I have to use data from two pandas dataframes but I'm having trouble figuring out how to remove data efficiently from the datasets. The df_books
dataframe contains roughly 300k entries which includes book details (isbn, title, and author), while the df_ratings
dataframe contains 1.1 million entries including user rating details (user, isbn, rating).
Format of the data to be cleaned:
# import csv data into dataframes
df_books = pd.read_csv(
books_filename,
encoding = "ISO-8859-1",
sep=";",
header=0,
names=['isbn', 'title', 'author'],
usecols=['isbn', 'title', 'author'],
dtype={'isbn': 'str', 'title': 'str', 'author': 'str'})
df_ratings = pd.read_csv(
ratings_filename,
encoding = "ISO-8859-1",
sep=";",
header=0,
names=['user', 'isbn', 'rating'],
usecols=['user', 'isbn', 'rating'],
dtype={'user': 'int32', 'isbn': 'str', 'rating': 'float32'})
df_books,df_ratings = df_books.assign(keep='yes'),df_ratings.assign(keep='yes')
The project specifies that:
If you graph the dataset (optional), you will notice that most books are not rated frequently.
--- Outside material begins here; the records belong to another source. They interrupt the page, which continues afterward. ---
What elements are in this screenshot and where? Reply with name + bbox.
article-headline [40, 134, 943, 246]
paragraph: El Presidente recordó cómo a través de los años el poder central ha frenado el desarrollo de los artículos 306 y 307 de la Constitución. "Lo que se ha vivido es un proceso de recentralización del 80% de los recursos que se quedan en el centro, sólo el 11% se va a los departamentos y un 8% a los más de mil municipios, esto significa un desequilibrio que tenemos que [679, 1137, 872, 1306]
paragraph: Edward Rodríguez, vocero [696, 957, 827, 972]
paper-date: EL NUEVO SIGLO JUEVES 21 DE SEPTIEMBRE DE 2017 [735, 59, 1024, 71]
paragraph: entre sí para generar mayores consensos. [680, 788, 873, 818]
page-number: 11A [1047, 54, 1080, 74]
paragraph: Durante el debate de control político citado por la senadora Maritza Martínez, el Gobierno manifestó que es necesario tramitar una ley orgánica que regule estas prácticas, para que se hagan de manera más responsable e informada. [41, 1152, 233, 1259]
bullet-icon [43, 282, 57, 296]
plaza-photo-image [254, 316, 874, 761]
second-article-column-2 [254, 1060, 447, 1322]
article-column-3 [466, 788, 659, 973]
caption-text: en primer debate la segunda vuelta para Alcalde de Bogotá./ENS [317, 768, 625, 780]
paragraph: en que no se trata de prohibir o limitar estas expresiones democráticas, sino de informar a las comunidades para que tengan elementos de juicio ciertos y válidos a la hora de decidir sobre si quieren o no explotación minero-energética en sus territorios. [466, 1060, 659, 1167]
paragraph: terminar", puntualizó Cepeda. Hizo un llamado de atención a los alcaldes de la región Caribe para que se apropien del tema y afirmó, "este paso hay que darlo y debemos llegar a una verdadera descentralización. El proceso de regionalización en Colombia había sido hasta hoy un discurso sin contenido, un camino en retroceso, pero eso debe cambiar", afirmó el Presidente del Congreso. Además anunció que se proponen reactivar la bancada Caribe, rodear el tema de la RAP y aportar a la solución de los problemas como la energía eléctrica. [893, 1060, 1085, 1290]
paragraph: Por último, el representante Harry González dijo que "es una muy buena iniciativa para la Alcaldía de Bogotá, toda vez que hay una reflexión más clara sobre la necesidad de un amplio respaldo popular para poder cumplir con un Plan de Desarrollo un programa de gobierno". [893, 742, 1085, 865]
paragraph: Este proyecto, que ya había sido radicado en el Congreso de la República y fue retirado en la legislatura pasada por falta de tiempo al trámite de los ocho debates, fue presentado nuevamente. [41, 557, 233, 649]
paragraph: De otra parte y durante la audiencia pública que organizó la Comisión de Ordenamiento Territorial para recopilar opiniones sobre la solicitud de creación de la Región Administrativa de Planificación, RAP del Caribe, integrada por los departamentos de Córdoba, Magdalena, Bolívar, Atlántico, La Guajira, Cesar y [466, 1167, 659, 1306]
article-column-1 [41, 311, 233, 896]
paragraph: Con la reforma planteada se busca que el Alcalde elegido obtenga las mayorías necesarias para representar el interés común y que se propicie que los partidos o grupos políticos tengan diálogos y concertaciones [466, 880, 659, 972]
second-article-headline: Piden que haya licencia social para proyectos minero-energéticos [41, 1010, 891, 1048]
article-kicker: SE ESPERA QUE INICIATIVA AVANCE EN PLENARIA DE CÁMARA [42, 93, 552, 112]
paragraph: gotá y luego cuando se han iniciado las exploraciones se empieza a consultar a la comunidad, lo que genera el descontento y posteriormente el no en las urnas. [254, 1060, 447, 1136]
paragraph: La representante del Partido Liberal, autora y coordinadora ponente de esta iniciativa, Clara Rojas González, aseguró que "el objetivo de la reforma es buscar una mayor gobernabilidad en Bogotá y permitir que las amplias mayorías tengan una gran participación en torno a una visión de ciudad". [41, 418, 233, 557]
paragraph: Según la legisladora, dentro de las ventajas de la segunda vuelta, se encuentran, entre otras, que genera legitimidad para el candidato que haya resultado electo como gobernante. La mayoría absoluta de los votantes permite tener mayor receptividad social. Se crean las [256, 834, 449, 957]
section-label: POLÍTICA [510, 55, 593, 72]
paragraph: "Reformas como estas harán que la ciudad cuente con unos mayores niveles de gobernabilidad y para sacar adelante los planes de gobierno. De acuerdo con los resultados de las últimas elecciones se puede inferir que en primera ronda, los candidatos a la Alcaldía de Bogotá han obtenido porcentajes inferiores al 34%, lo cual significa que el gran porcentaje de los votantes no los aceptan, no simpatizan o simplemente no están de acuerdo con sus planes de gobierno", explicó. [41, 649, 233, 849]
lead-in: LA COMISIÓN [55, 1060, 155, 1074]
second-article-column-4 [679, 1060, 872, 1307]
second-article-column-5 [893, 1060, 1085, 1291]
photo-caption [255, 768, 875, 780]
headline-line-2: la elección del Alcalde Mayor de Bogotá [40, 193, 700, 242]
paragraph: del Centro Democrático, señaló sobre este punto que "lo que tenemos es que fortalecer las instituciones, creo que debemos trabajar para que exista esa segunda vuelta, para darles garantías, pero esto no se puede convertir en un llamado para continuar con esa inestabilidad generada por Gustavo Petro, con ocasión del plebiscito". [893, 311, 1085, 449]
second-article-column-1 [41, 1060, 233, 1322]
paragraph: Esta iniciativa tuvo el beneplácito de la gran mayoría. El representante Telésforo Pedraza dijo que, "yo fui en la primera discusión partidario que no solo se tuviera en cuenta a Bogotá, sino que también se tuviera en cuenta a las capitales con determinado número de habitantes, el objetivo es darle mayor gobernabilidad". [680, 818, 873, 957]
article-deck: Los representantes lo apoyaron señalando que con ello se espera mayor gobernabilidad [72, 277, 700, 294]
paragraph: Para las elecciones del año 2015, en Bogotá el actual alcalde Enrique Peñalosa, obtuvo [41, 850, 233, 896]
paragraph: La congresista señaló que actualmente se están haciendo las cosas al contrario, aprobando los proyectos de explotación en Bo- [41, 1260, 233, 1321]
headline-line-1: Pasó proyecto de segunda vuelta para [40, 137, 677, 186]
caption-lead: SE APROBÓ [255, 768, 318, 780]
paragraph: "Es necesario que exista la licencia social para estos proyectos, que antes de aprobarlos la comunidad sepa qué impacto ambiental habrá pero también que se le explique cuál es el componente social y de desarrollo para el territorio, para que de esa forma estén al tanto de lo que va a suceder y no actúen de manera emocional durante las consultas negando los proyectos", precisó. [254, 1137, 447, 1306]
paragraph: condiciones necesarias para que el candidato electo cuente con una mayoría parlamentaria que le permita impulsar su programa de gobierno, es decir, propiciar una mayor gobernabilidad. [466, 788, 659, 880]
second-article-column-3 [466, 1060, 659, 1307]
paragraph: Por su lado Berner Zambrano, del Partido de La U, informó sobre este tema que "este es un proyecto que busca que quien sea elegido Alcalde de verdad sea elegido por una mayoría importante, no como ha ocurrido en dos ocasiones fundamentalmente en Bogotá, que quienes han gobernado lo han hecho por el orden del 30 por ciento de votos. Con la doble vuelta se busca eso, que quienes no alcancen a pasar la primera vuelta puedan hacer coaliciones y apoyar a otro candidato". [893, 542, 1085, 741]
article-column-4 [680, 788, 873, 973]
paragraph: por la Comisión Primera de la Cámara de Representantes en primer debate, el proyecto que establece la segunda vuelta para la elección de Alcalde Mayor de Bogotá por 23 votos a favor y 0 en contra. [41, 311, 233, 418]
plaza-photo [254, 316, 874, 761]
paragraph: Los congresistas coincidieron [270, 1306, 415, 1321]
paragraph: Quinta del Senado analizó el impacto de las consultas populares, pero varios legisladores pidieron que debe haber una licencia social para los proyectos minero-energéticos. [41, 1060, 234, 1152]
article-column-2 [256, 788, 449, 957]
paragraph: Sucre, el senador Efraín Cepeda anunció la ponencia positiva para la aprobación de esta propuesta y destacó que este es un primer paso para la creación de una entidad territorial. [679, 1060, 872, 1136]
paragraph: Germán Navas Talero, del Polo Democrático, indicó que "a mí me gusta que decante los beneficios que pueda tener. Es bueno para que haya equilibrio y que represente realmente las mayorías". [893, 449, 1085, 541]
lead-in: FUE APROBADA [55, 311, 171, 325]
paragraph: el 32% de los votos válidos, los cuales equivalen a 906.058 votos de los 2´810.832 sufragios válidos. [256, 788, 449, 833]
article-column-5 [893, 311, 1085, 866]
To ensure statistical significance, remove from the dataset users with less than 200 ratings and books with less than 100 ratings.
Thus, in order to remove certain rows of data, I need to group the data (by isbn #) that I find in the df_ratings
dataframe based upon the specified condition:
df_groupby_isbn = df_ratings.groupby('isbn').count()[lambda x: x['rating']<100]
df_groupby_user = df_ratings.groupby('user').count()[lambda x: x['rating']<200]
My issue is that I can't seem to figure out how to drop rows efficiently from the df_ratings
dataframe based on the condition above.
I've tried to directly call the .drop()
method using df_groupby_isbn
and it ended up doing nothing:
df_ratings.drop(df_groupby_isbn,axis=1)
print(len(df_ratings))
I've also looked into vectorized methods (couldn't figure it out) and used a for-loop to check for the rows which fell under the condition, but it was incredibly slow and the process did not finish.
Example dataframe:
import pandas as pd
df_ratings = pd.DataFrame({'user':[276725,276726,276727],'isbn':['034545104X','0155061224','0446520802'],'rating':[7.0,5.0,3.0],'keep':['yes','yes','yes']})
How can I loop through the data frame to check (and remove) a row if it contains a matching column value under either of the conditions above?